How Emirates handles it is what separates the wheat from the chaff. The Emirates crash landing in Dubai resulted in 282 terrified passengers, the death of a firefighter and several hours of suspended flights – perhaps enough to put many customers off for life.
In January 2016, Emirates was issued a perfect 7/7 ‘safety and product’ rating by the aviation review site, Airline Ratings – does Wednesday’s incident suggest that its health and safety standards are not up to scratch after all, or could the incident become the PR team’s opportunity to show the rest of the world how crisis comms should be done?
Let’s not forget, a man lost his life.
This is a serious situation, and the Emirates PR team needs to handle it with extreme care and sensitivity.

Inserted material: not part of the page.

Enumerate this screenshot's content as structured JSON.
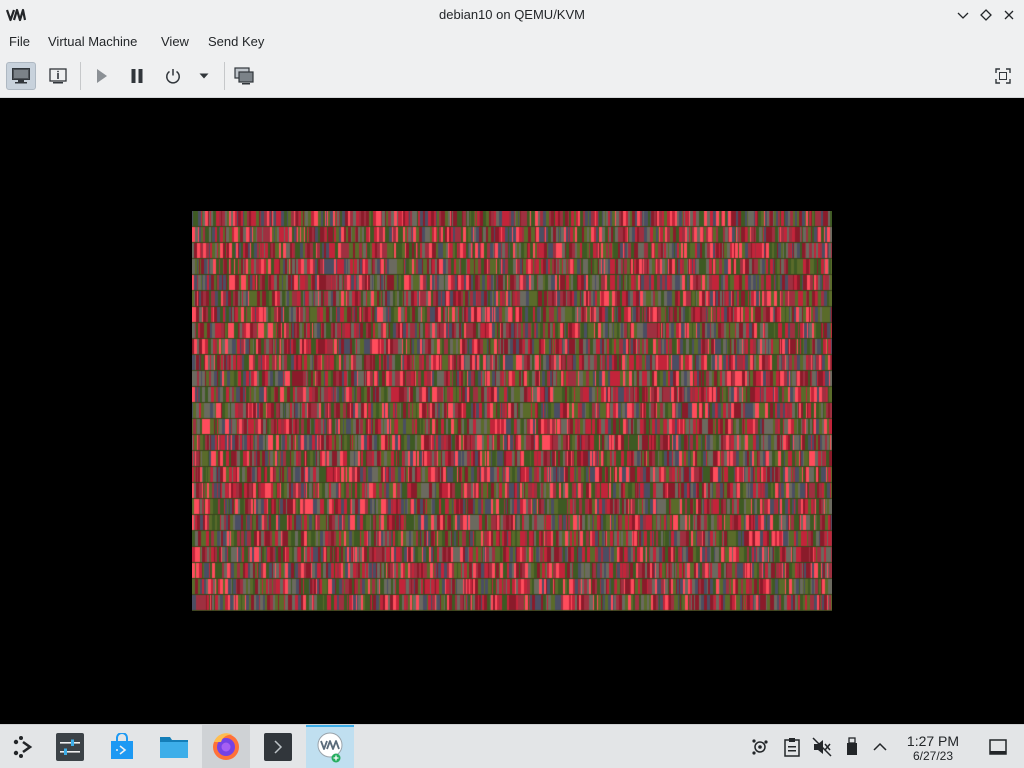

It seems to have started well: Emirates’ CEO Ahmed bin Saeed al-Maktoum reacted quickly, expressing condolences to the firefighter’s family, praising the crew’s handling of the situation, and reiterating the company’s outstanding health and safety record.
He stated that the captain and first officer of the flight each had more than 7,000 hours of flying experience, that safety procedures were followed effectively, and that the crew were last to leave the plane.
Here is a CEO showing his customers that they always come first.
Inevitably, without an explanation of why the plane came to a crash landing, speculation – and, thus, the potential for damage to the Emirates brand – will grow.
But if Emirates continues to keep the public up to speed with the investigation, and handles any negative fallout well, the incident could well become a perfect example of the brand protection that good crisis comms provides.